Events Calendar

How Do Cells Sense, Communicate, and Respond: Lessons from Neutrophil Nucleus
Friday 21 November 2025, 11:00am

Dr. Subhash Arya, Research Investigator, Life Sciences Institute, University of Michigan, Ann Arbor, USA

Location : AB2-5A, Academic Block-2
Abstract: Neutrophils are among the first immune cells to arrive at sites of injury or infection. While their rapid recruitment is essential for host defense, excessive neutrophil infiltration can worsen tissue damage. However, how neutrophils collectively decide when to amplify inflammation and when to resolve it has remained poorly understood. My collaborators and I discovered that the lipid mediator leukotriene B4 (LTB 4 ) plays essential roles in mediating neutrophil communication across tissues. We found that rather than diffusing freely, LTB 4 is packaged in exosomes that originate from nuclear envelope-derived multivesicular bodies (NE-MVBs). This pathway is distinct from conventional exosome biogenesis and is regulated by nuclear deformations during migration through confined spaces. Using high-resolution imaging, I also found that this nuclear envelope-derived pathway mediates the rapid, repetitive, non-lytic release of nuclear DNA from chemotaxing neutrophils – contrasting with the large-scale, lytic chromatin release seen during NETosis. In actively migrating neutrophils, decondensed chromatin is loaded into NE-MVBs and co-released with LTB 4 -containing exosomes, creating localized, transient spikes in LTB 4 that trigger reverse neutrophil migration and initiate inflammation resolution. Overall, our work establishes the neutrophil nucleus as an emerging communication hub, enabling neutrophils to sense their environment, coordinate collective behavior, and switch between inflammatory escalation and resolution programs.

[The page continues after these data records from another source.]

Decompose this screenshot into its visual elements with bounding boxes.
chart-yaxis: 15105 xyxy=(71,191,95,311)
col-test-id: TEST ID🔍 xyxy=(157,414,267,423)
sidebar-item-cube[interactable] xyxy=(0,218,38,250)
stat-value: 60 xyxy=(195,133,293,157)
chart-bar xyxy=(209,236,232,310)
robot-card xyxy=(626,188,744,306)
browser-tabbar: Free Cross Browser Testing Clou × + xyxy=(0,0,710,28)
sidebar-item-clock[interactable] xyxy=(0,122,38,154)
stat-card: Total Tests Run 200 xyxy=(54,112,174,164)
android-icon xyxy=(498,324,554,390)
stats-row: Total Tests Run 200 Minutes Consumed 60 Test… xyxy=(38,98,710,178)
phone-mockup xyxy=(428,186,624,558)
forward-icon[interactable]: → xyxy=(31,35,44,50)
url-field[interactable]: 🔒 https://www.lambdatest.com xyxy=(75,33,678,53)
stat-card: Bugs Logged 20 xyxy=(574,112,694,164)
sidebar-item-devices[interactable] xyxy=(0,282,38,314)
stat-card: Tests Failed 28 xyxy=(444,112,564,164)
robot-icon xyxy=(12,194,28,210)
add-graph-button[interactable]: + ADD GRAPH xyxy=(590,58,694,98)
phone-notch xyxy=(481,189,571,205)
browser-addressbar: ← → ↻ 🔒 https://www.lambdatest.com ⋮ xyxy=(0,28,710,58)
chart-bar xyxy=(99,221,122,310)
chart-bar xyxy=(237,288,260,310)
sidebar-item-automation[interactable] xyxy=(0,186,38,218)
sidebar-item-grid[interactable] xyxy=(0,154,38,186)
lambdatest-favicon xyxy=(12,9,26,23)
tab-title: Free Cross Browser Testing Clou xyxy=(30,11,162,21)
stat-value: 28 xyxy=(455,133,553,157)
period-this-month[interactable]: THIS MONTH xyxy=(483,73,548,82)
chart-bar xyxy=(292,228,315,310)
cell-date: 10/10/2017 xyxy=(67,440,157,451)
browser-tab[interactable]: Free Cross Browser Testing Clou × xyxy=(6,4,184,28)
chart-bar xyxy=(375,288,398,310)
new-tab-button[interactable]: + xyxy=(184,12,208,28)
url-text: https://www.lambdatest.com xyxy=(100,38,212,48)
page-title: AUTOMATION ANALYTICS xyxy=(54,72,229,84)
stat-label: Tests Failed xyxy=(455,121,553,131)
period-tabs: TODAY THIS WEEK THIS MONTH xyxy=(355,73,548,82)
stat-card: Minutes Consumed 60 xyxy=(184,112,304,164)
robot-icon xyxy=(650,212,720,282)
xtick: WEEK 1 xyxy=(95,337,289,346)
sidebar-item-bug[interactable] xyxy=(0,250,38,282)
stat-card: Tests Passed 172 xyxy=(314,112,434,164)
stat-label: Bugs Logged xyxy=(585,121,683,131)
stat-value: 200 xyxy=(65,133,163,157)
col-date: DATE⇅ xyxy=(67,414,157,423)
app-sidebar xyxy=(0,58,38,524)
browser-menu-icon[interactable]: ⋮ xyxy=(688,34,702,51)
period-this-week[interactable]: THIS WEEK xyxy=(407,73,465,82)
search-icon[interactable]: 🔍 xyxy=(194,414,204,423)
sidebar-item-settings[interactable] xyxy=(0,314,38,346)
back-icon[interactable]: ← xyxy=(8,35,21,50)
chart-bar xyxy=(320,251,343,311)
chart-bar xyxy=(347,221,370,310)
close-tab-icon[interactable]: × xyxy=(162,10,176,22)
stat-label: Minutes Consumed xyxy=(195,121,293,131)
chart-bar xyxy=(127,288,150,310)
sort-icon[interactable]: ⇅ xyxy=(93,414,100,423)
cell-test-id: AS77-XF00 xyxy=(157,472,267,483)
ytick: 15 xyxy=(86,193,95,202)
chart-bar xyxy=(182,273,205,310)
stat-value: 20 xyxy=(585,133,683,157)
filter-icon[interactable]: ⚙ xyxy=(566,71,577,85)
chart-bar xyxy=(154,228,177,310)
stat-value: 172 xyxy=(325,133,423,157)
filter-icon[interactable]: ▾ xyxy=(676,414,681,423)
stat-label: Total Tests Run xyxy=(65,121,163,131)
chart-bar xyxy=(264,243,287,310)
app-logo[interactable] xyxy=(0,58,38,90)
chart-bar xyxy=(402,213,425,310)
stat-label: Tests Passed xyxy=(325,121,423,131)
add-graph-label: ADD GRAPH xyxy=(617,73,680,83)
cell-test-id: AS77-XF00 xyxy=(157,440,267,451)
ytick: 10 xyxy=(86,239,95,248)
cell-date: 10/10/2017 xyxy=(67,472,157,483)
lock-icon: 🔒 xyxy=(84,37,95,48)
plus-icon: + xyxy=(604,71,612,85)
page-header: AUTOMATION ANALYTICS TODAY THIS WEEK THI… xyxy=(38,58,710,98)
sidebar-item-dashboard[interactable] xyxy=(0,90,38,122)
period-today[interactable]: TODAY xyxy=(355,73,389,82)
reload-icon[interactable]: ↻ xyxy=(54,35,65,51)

Brief Bio of the speaker: Dr. Subhash Arya did his Ph.D. at the CSIR-Institute of Microbial Technology (IMTech), Chandigarh, India, investigating the role of Arf-like GTPases in membrane trafficking and host–pathogen interactions. He did his postdoctoral training at the University of Michigan, Ann Arbor, focusing on neutrophil communication using high-resolution imaging, mechanobiology, and in vivo inflammation models. His work revealed novel mechanisms by which neutrophils release nuclear-derived DNA and lipid mediators to coordinate collective migration and switch between inflammatory escalation and resolution. His work has been recognized with the American Heart Association Postdoctoral Fellowship, the American Association of Immunologists Trainee Achievement Award, and the Society of Leukocyte Biology Presidential Scholar Award. His current research interests include how secreted DNA and eicosanoid signaling coordinate cell-cell communication in cancer progression and chronic inflammation, to identify fundamental principles of tissue-level immune regulation.